There are several limitations in this study that should be addressed. This is a retrospective study and utilized a database where laboratory markers as potential prognostic variables cannot be analyzed. It was also conducted in a single country (Taiwan) where all of the participants were of Chinese ethnicity. The prognosis and outcomes between SLE and non-SLE patients with different ethnicities are unknown, and may limit the generalization of results. The number of patients with AVG listed in the database was too few and thus was combined with the number of patients with AVF for the final analysis. Due to the limited information available in Taiwan’s NHIRD, the type of vascular access dysfunction, vascular anastomosis site, compromised segment (inflow vs. outflow), and vascular access maturation rates were not identified.

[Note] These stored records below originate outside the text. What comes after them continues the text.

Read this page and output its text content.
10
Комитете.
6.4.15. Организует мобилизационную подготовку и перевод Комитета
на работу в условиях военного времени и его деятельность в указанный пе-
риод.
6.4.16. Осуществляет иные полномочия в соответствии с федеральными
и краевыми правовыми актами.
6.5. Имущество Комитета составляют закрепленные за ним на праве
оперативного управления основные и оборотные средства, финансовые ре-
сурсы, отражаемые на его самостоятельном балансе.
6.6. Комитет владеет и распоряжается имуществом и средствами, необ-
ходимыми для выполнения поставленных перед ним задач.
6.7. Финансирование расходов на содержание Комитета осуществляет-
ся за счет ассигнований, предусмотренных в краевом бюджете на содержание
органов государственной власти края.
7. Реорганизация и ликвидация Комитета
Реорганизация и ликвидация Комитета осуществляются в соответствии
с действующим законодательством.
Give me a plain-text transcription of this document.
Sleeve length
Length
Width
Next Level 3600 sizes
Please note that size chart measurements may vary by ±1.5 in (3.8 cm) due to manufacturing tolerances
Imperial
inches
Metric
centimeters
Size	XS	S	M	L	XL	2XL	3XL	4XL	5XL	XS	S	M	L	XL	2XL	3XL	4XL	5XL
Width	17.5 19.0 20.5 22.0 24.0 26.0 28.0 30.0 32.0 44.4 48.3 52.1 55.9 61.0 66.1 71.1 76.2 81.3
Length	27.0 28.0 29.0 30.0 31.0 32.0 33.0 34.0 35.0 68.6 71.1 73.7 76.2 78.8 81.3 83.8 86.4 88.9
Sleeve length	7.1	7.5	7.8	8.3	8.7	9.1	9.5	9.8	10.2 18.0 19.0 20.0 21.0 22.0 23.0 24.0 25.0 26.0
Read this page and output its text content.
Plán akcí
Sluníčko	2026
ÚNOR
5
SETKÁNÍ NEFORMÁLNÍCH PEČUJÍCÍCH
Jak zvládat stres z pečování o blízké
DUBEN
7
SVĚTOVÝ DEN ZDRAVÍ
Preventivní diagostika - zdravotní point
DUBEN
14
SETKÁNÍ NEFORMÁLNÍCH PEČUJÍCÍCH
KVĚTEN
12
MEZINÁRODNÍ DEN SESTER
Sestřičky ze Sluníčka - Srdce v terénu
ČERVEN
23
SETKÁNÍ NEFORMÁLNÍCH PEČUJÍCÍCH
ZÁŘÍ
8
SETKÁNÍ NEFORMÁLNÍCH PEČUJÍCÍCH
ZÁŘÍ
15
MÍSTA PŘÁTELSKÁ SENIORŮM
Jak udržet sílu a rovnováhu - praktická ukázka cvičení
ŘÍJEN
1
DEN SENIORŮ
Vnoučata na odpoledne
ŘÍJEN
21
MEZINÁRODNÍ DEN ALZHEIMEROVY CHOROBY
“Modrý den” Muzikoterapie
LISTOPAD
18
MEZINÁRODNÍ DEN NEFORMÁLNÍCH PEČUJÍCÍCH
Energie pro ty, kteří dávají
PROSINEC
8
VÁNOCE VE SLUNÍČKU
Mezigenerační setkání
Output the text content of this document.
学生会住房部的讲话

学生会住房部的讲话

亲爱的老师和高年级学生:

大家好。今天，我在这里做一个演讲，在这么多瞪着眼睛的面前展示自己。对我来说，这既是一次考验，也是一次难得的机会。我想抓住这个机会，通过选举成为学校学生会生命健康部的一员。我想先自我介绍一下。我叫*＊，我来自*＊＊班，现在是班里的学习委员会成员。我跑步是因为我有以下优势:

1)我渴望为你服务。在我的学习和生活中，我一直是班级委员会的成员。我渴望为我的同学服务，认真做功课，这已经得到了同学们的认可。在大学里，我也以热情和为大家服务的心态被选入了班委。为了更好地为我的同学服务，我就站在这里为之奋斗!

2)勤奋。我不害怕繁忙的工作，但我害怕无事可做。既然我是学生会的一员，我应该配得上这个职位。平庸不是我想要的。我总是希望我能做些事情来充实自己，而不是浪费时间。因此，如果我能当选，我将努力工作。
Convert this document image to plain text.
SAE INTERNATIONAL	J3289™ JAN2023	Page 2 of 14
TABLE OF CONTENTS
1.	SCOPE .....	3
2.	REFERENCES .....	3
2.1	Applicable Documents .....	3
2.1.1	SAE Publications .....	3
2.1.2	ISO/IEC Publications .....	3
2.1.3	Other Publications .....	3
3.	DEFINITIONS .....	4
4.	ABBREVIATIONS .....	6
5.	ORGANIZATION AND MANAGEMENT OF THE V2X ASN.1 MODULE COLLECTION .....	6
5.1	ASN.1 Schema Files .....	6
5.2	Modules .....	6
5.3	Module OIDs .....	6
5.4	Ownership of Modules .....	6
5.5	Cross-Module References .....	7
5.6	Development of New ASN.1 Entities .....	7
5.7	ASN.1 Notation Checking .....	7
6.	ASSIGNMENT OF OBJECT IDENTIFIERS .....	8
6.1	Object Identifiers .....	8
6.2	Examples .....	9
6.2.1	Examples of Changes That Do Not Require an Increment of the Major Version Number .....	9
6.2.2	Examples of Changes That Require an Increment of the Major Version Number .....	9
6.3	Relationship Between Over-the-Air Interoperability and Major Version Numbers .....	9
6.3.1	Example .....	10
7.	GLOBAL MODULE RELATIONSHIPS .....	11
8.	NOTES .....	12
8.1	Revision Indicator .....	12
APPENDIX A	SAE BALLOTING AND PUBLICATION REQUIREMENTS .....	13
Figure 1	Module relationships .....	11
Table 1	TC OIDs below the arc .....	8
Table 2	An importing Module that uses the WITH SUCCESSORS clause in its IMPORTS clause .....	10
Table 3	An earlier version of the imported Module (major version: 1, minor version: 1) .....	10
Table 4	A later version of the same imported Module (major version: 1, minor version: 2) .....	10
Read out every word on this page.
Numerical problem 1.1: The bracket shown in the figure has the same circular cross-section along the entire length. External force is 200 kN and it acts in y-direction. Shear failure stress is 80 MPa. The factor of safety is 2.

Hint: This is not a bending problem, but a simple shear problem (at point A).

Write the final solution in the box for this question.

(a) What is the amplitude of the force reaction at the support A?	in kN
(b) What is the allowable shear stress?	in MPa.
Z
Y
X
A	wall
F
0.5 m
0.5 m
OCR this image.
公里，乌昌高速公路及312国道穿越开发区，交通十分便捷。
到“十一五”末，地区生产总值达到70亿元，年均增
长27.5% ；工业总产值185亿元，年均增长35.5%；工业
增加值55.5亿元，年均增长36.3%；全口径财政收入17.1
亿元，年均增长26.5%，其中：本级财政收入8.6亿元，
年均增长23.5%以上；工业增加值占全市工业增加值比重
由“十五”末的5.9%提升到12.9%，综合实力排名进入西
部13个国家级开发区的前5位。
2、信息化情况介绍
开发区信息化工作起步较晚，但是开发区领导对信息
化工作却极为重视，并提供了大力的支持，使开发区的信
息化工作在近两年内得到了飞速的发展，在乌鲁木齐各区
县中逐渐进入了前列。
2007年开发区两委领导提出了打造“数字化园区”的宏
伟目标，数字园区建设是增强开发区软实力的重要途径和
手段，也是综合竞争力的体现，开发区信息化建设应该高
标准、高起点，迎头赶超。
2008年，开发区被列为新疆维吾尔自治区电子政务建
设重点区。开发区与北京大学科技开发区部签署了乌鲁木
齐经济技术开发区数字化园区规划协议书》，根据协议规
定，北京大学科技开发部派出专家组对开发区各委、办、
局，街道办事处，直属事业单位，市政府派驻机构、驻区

The percentage of APS cases was not analyzed since there is no specific ICD-9-CM/ICD-10-CM code for APS in the database. The majority of secondary APS cases occur exclusively in association with autoimmune syndromes, especially SLE, and many authors now prefer the term SLE-associated APS. SLE disease activity and damage were also not analyzed based on the limited information in the database. Further research is needed to establish the association between the severity of SLE and vascular access. Despite the aforementioned limitations, this study enrolled the largest number of SLE patients in analyzing vascular access and has the longest observation period of 10 years.

AVF/AVG dysfunction in SLE patients is of crucial clinical relevance since it worsens the quality of life and is a clinical challenge for the healthcare professionals in HD units. Additional randomized large-scale prospective studies are needed in the future to confirm the results in this study and to also address the following important issues: (1) the roles of autoantibodies and other additional factors contributing to the pathogenesis of AVF/AVG dysfunction, (2) the role of antiplatelet or anticoagulation in preventive strategy against VAT, and (3) the interaction between SLE, hemostasis, and immunological system in the pathogenesis of thromboembolism in SLE patients under maintenance HD.

In conclusion, there were significantly higher incidence rates of AVF/AVG dysfunction in SLE patients than non-SLE patients during the long-term follow-up period (especially after 1 year, during the 1st-to-10th year period, and the 5th-to-10th-year period) in this study. Regular surveillance of vascular access function by clinical examinations after 1 year is important, especially during the 5th-to-10th year period, to improve the vascular access patency and dialysis adequacy in SLE patients undergoing maintenance hemodialysis.